Одна женщина, ну, абсолютно, абсолютно нормальная, женщина в здравом уме — и этим все сказано, публиковала иногда книги, которые расходились тиражом в десятки тысяч, и приносили ей хорошие деньги, что позволяло ей писать еще книги, которые приносили ей хорошие деньги, что позволяло ей… и так далее. Как с экономической, так и с творческой стороны, госпожа писательница входила в круг тех, чьи доходы пребывают в хроническом «плюсе», и это можно было разглядеть на ее лице. Где бы ее ни встречали, у нее была неизменно точеная фигура, стройная походка, она отлично смотрелась в бикини, и смело можно утверждать, что она преуспевала за счет своих книг, продававшихся тиражом в десятки тысяч, что позволяло ей покупать автомобили, — у нее было пять машин, — ну, вот так, за милую душу. Автомобили эти катились себе гладехонько по шоссе, подобно деньгам, также гладко вливавшимся на ее счет в банке. Или подобно тому, как никто и бровью не поводил, когда она подписывала чек. Никто и никогда не просил ее предъявить документы. Все знали, что ее хватит на всё.

Однако, как это часто бывает в кино, не удалось такой царской везухе продлиться до конца ее счастья — здоровья — успехоличной жизни. В одной из поездок в горы, поохотиться на рассказы, случилась авария — у красной машины отказали тормоза, и писательница получила тяжелые ранения, очень тяжелые, почти смертельные. Благодаря своему имени, своим книгам и всему тому, что с этим связано, она, словно раненые из Ливана, была доставлена в больницу в Хайфу вертолетом. Но чем это помогло ей?! Ее прилично раздробило. Лучшие врачи трудились над ней в течение десяти дней, очаровательные родственники ухаживали за ней, непрерывно сменяясь, заботились, чтобы ей перестилали постель, когда это нужно, поставили против нее телевизор, даже пытались думать вместо нее. Однако несчастная писательница действительно была тяжело ранена, она вообще была без сознания. Когда люди приходили просить у нее автограф, они пускали слезу прямо не отходя от кассы, и один врач, доктор Ахайрон, решил отправить ее в Хьюстон, штат Техас, на серию операций, которые спасут ее жизнь, он договорился по телефону с тамошним врачом, чтобы из аэропорта ее доставили вертолетом — прямехонько на операционный стол.

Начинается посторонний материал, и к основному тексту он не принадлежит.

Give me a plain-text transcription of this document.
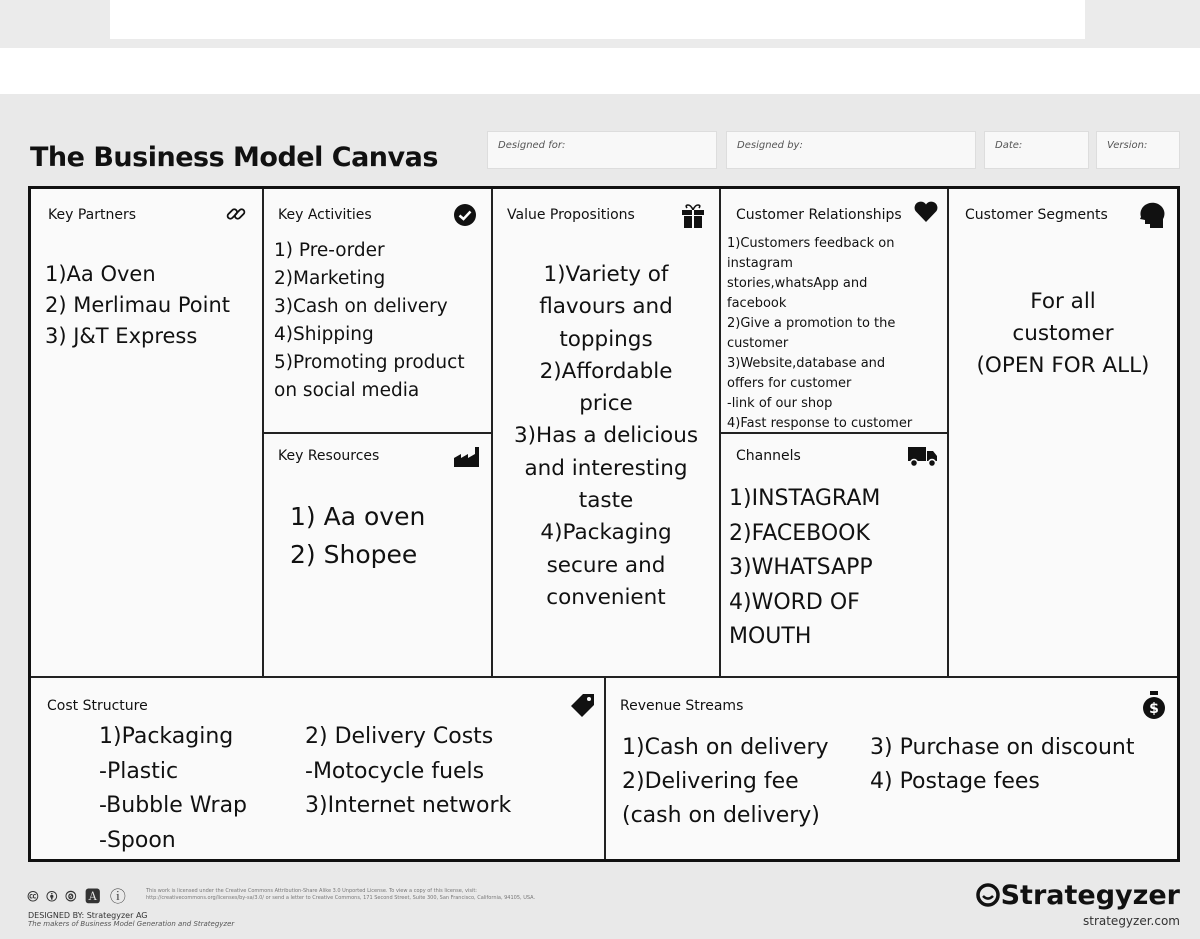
The Business Model Canvas	Designed for:	Designed by:	Date:	Version:
Key Partners
1)Aa Oven
2) Merlimau Point
3) J&T Express
Key Activities
1) Pre-order
2)Marketing
3)Cash on delivery
4)Shipping
5)Promoting product
on social media
Key Resources
1) Aa oven
2) Shopee
Value Propositions
1)Variety of
flavours and
toppings
2)Affordable
price
3)Has a delicious
and interesting
taste
4)Packaging
secure and
convenient
Customer Relationships
1)Customers feedback on
instagram
stories,whatsApp and
facebook
2)Give a promotion to the
customer
3)Website,database and
offers for customer
-link of our shop
4)Fast response to customer
Channels
1)INSTAGRAM
2)FACEBOOK
3)WHATSAPP
4)WORD OF
MOUTH
Customer Segments
For all
customer
(OPEN FOR ALL)
Cost Structure
1)Packaging
-Plastic
-Bubble Wrap
-Spoon
2) Delivery Costs
-Motocycle fuels
3)Internet network
Revenue Streams	$
1)Cash on delivery
2)Delivering fee
(cash on delivery)
3) Purchase on discount
4) Postage fees
🅭 🅯 🄍 🅰 ⓘ	This work is licensed under the Creative Commons Attribution-Share Alike 3.0 Unported License. To view a copy of this license, visit: http://creativecommons.org/licenses/by-sa/3.0/ or send a letter to Creative Commons, 171 Second Street, Suite 300, San Francisco, California, 94105, USA.
DESIGNED BY: Strategyzer AG
The makers of Business Model Generation and Strategyzer
Strategyzer
strategyzer.com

Во время рейса Боинга 747 атмосфера на борту была очень сложной. Бедная писательница даже не чувствовала, как страдают люди. Но они страдали внутри, они почти не разговаривали, только пили кофе и надеялись на лучшее, изо всех сил. Самолет совершил посадку в Хьюстоне, штат Техас, в семь сорок четыре по американскому времени. В аэропорту ждала ее, разумеется, медицинская бригада, вертолет взлетел буквально через пять минут, и она была доставлена прямо в операционную. В течение сложнейшей операции, длившейся 72 часа, хирургам, лучшим из лучших, удалось спасти жизнь писательницы. И когда они вышли к ожидавшей семье, сказали, что, наверное, наверное, несмотря на то, что это всегда может случиться, — наверное, нет. Слезы заструились из глаз любящей семьи, они уж и не чаяли, что получат обратно свою драгоценную.